The team landed in Manchester, England, and traveled through the expansive sheep-filled fields during the four hour drive to Hexham, England. The 18 members of the UMF team and ten alumni, including coach Tony Solis, stayed in bunk houses that were crammed and cozy, making it so all the players could do was eat, sleep and breathe rugby.
The men played four games in their travels that put their skills to the test. They competed against teams that consisted of members who have been “playing since they were five years old,” said Liam Brinkler, a second year rugby player for UMF.
Playing the English teams taught the UMF men much more about rugby. Through the games against high caliber teams, Brinkler and the UMF squad were able to show their skills and better themselves.
“It’s such a better atmosphere to learn and grow, the other guys would give us advice off the field,” Brinkler said. “On the field you’re enemies, but off the field you’re friends.”
The games were not the only way they were able to advance their rugby skills. The team had the opportunity to work with former professional rugby player from England National Team Chris Jones. Working with Jones resonated with the men.

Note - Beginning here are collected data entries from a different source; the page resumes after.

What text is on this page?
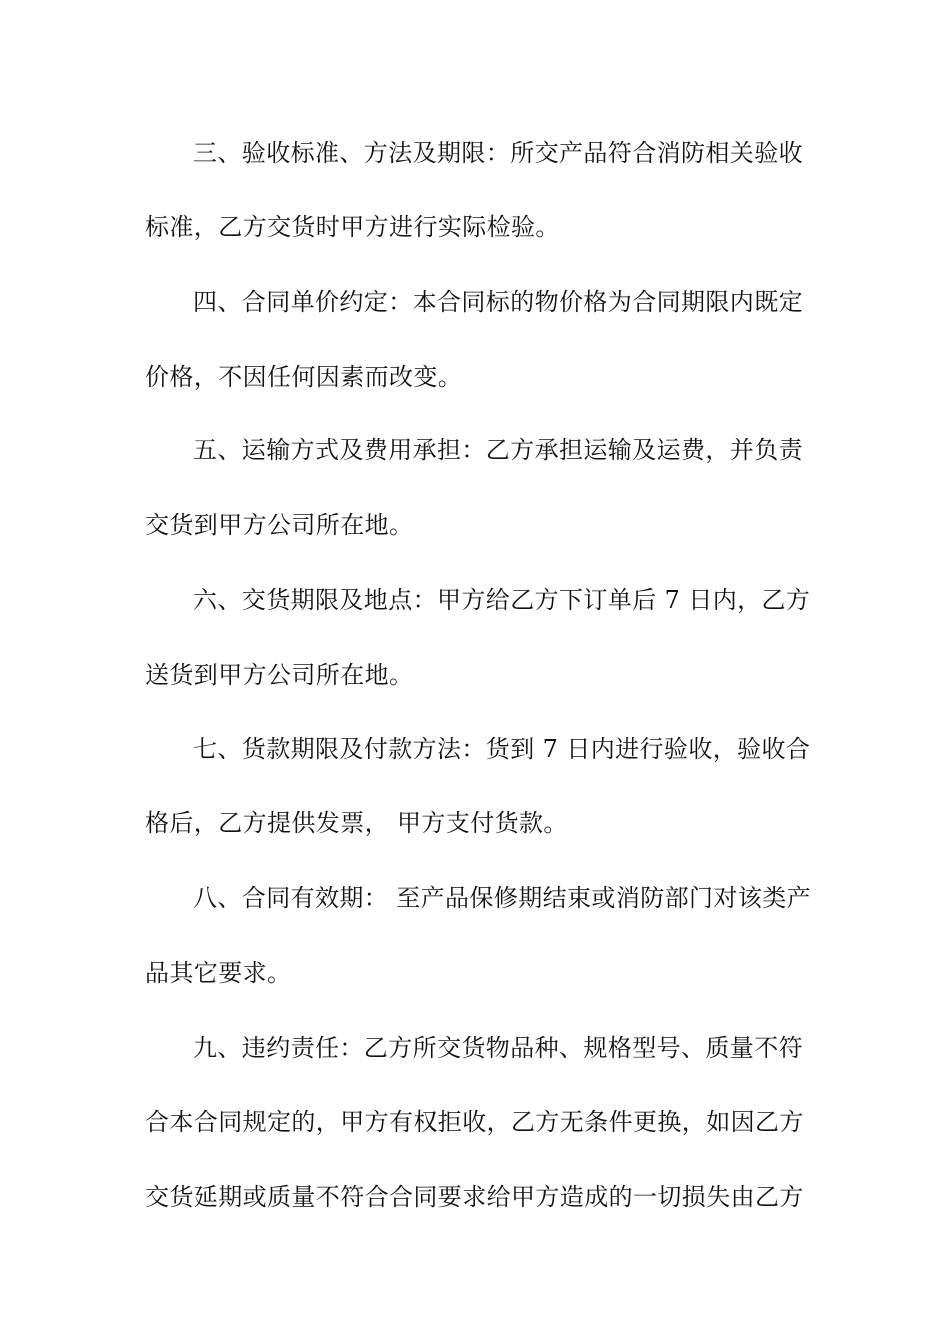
三、验收标准、方法及期限：所交产品符合消防相关验收
标准，乙方交货时甲方进行实际检验。
四、合同单价约定：本合同标的物价格为合同期限内既定
价格，不因任何因素而改变。
五、运输方式及费用承担：乙方承担运输及运费，并负责
交货到甲方公司所在地。
六、交货期限及地点：甲方给乙方下订单后 7 日内，乙方
送货到甲方公司所在地。
七、货款期限及付款方法：货到 7 日内进行验收，验收合
格后，乙方提供发票， 甲方支付货款。
八、合同有效期： 至产品保修期结束或消防部门对该类产
品其它要求。
九、违约责任：乙方所交货物品种、规格型号、质量不符
合本合同规定的，甲方有权拒收，乙方无条件更换，如因乙方
交货延期或质量不符合合同要求给甲方造成的一切损失由乙方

“He’s really smart,” said David Kimmel, also a second year rugby player.
The team was able to learn lots techniques from Jones. “We learned a lot about defensive formations, which is something that we don’t really focus on in the States. He had knowledge that people here seem to overlook,” said Kimmel.
For current coach and former rugby player Tony Solis, this trip was not only about developing skills related to the sport, it was about fully experiencing the true traditions of rugby. Solis had been on the trip when he was a player, so he was privy to all the knowledge and culture that his men would benefit from.
“Our guys got to see how various traditions get handed down, and how different club rugby in the UK is than University rugby,” said Solis in an email interview. “On top of it all for me was solidifying old relationships as well as creating new relationships with guys halfway across the world that share the commonality of rugby,” Solis said.
Solis went on to say, “I hope that we continue as a community of Maine rugby to develop relationships with other squads in a similar vein: Fierce competitors on the field, and members of the brotherhood of rugby off it.”
Both Kimmel and Brinkler are excited about “Beast of the East,” a collegiate rugby tournament, hoping to show off their improved individual and team skills. In a recent schrimidge against Bates College, Kimmel saw the improvement first hand. “Once we started focusing on what Chris [Jones] had said I think some of us, who were on the tour, figured it out and it clicked a little bit more,” siad Kimmel.
Brinkler has his heart set on getting the gold at “Beast of the East.” “We lost in the plate championship last year. But I’m very confident, we had a very good team and we’ve even added a couple players,” said Brinkler.
Beast of the East will be held in Portsmouth, Rhode Island on April 14 and 15.